Eski Demokrat Yargı Derneği Eşbaşkanı Doç. Dr. Osman Can, Yargıtay Hukuk Genel Kurulu'nun kararını 'yargılamaya müdahale' olarak niteledi. Yargıtay'ın Mehmet Haberal'ın davasına bakan hakim ve savcılar üzerinde baskı unsuru oluşturduğunu dile getiren Can, "Bu karar 'siz niye tahliye etmiyorsunuz?' anlamına gelen bir karardır. Tahliye yetkisine sahip hakimlerin bu kararlarına müdahale edilmiştir. Son tahlilde yürütülen bir davaya müdahaledir. Anayasanın 138. maddesine göre açıkça hukuka aykırı bir karardır.
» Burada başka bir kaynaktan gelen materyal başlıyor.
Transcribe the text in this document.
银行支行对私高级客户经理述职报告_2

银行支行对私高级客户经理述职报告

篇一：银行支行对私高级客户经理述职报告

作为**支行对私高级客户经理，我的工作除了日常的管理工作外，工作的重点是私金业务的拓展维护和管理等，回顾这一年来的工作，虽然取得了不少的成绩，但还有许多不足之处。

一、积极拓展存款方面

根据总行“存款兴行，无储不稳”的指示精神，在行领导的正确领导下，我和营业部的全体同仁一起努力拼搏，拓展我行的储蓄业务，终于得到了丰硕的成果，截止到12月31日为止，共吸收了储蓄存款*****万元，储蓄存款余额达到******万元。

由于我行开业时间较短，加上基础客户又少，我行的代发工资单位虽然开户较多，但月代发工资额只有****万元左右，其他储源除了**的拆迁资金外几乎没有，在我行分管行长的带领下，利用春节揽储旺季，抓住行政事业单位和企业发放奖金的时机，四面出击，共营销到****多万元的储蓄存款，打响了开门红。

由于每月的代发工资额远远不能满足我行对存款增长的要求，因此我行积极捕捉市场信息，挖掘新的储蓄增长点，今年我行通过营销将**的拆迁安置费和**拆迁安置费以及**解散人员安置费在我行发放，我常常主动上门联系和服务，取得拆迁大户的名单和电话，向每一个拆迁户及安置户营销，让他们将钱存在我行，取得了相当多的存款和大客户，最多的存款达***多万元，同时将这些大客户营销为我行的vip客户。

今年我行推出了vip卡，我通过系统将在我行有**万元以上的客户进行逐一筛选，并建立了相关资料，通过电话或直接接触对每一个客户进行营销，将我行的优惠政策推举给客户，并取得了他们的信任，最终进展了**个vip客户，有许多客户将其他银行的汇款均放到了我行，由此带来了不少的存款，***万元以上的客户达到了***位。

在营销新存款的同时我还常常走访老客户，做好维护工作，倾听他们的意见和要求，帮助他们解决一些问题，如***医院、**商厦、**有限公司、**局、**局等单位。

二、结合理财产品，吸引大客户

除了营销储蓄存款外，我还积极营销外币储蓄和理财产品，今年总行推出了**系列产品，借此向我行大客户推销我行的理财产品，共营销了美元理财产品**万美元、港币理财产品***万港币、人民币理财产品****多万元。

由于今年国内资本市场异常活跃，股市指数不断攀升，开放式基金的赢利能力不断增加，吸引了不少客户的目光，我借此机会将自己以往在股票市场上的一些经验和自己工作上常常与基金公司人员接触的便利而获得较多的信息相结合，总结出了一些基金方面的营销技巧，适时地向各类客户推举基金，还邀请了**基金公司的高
Yüksek yargı üyelerinin Türkiye'deki ve dünyadaki değişimi algılayamadıklarını söyleyen Can şöyle konuştu: "Dünya bir değişim geçiriyor. Hukuk sisteminde geleneksel yaklaşımlar terk ediliyor. Türkiye daha evrensel bir hukuk sistemine doğru gidiyor. Fakat Yargıtay üyelerinin bu değişimden haberdar olmadıkları anlaşılıyor. Halen eski sistemin devam ettiğini ve kendi ideolojilerini hukuk adı altında tüm topluma dayatabileceklerini zannediyorlar. Bu şekilde davranmaları şunu da gösteriyor; bütünüyle meşruiyetlerini kaybediyorlar ancak kaybettiklerinin farkında değiller. Bu kararın hakimler ve savcılar üzerinde bir baskı unsuru oluşturabileceğini zannetmiyorum. Karar, hakim ve savcıları yıldırma eylemlerinin anayasaya aykırı olduğu gerçeğini ortadan kaldırmıyor. Yeni HSYK'nın önündeki en büyük engel Yargıtay ve Danıştay'dır."
REŞAT PETEK: "KARAR HUKUKİ DAYANAKTAN YOKSUNDUR"
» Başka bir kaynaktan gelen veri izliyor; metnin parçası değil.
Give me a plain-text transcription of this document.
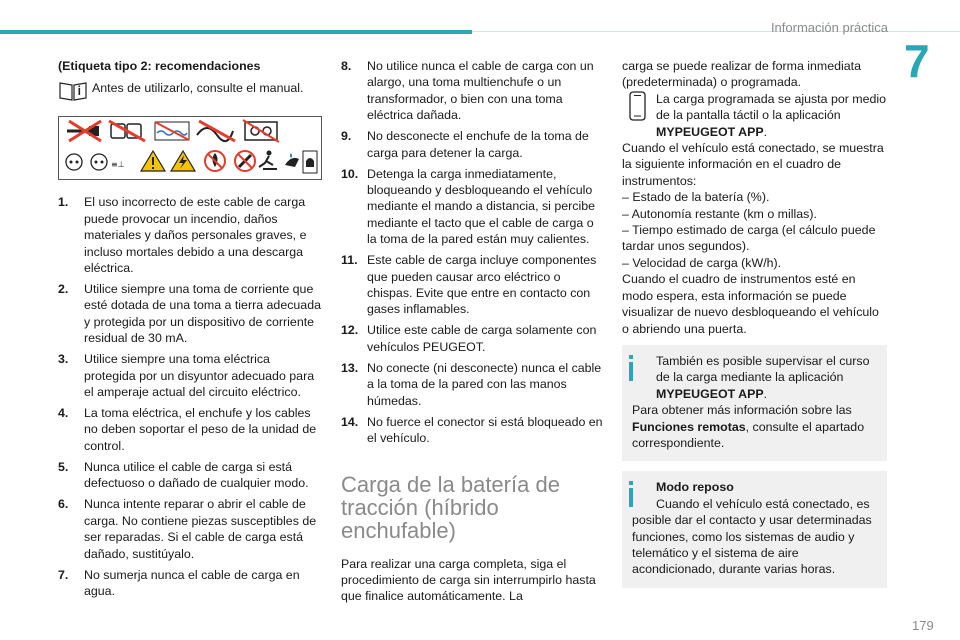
Información práctica
7
179
(Etiqueta tipo 2: recomendaciones
Antes de utilizarlo, consulte el manual.
≡⊥
1.	El uso incorrecto de este cable de carga puede provocar un incendio, daños materiales y daños personales graves, e incluso mortales debido a una descarga eléctrica.
2.	Utilice siempre una toma de corriente que esté dotada de una toma a tierra adecuada y protegida por un dispositivo de corriente residual de 30 mA.
3.	Utilice siempre una toma eléctrica protegida por un disyuntor adecuado para el amperaje actual del circuito eléctrico.
4.	La toma eléctrica, el enchufe y los cables no deben soportar el peso de la unidad de control.
5.	Nunca utilice el cable de carga si está defectuoso o dañado de cualquier modo.
6.	Nunca intente reparar o abrir el cable de carga. No contiene piezas susceptibles de ser reparadas. Si el cable de carga está dañado, sustitúyalo.
7.	No sumerja nunca el cable de carga en agua.
8.	No utilice nunca el cable de carga con un alargo, una toma multienchufe o un transformador, o bien con una toma eléctrica dañada.
9.	No desconecte el enchufe de la toma de carga para detener la carga.
10. Detenga la carga inmediatamente, bloqueando y desbloqueando el vehículo mediante el mando a distancia, si percibe mediante el tacto que el cable de carga o la toma de la pared están muy calientes.
11. Este cable de carga incluye componentes que pueden causar arco eléctrico o chispas. Evite que entre en contacto con gases inflamables.
12. Utilice este cable de carga solamente con vehículos PEUGEOT.
13. No conecte (ni desconecte) nunca el cable a la toma de la pared con las manos húmedas.
14. No fuerce el conector si está bloqueado en el vehículo.
Carga de la batería de tracción (híbrido enchufable)

Para realizar una carga completa, siga el procedimiento de carga sin interrumpirlo hasta que finalice automáticamente. La

carga se puede realizar de forma inmediata (predeterminada) o programada.

La carga programada se ajusta por medio de la pantalla táctil o la aplicación MYPEUGEOT APP.

Cuando el vehículo está conectado, se muestra la siguiente información en el cuadro de instrumentos:

– Estado de la batería (%).
– Autonomía restante (km o millas).
– Tiempo estimado de carga (el cálculo puede tardar unos segundos).
– Velocidad de carga (kW/h).

Cuando el cuadro de instrumentos esté en modo espera, esta información se puede visualizar de nuevo desbloqueando el vehículo o abriendo una puerta.

También es posible supervisar el curso de la carga mediante la aplicación MYPEUGEOT APP.
Para obtener más información sobre las Funciones remotas, consulte el apartado correspondiente.
Modo reposo
Cuando el vehículo está conectado, es posible dar el contacto y usar determinadas funciones, como los sistemas de audio y telemático y el sistema de aire acondicionado, durante varias horas.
Emekli Başsavcı Reşat Petek, Yargıtay Hukuk Genel Kurulu kararının hukuki dayanaktan yoksun olduğunu belirtti. Petek, "Ceza Muhakemesi Kanunu'nda hakim ve savcıların görevleriyle ilgili yaptığı işlemlerde sorumlu oldukları belirtilir. Hakim ve savcıların bu sorumluluklarına binaen mağdur olanların devlet aleyhine dava açabilecekleri ifade edilir. Söz konusu bu davada devlet aleyhine değil doğrudan doğruya hakimler aleyhine bir tazminat davası açılmıştır. Yargıtay 4. Hukuk Dairesi bu davayı kabul ederek hakimler hakkında tazminata hükmetmişti. Bu kararın hukuk genel kurulundan döneceği hukuk çevreleri tarafından dile getiriliyordu. Türk Medeni Kanunu'nda tazminatla ilgili hükümlerde; hakim ve savcıların da elbette hesap verebilirlik ilkesi çerçevesinde görevlerinden dolayı başkalarına zarar vermişse dava açılabilmeli. Ama görevi kötüye kullanıp kullanmama konusu ceza hukuku uzmanlığını gerektiren bir konudur. Bu konuda hakim veya savcı hakkında bir ceza soruşturması ve kovuşturması yapılmadan, görevini kötüye kullandığına dair iddia sübuta ermeden bu konuyu Yargıtay'daki ilgili hukuk hakimlerinin tazminata hükmetmesini anlamak mümkün değil." diye konuştu.
2009 yılı Kasım ayında Yargıtay Hukuk Genel Kurulu'nun verdiği bir kararı hatırlatarak şöyle konuştu: "Yargıtay Hukuk Genel Kurulu 2009 yılındaki bu kararında, kürsü hakimleriyle Yargıtay üyelerini birbirinden ayırdı. 'Yargıtay üyeleri hakkında bir tazminat davası açılırsa önce ceza soruşturması yapılıp mahkum olmaları gerekir ki tazminat kararı verilebilsin.' şeklinde bir karardı bu. Eğer Yargıtay'ın kendi üyeleri hakkında verdiği bu karar doğru ise o zaman kürsü hakimleri hakkında ciddi bir ayrımcılık yapılarak hem de devlet aleyhine açılması gereken bir davayı hakimler aleyhine açılmış oluyor. Dolayısıyla kara anayasa ve Ceza Muhakemesi Kanunu'na aykırıdır."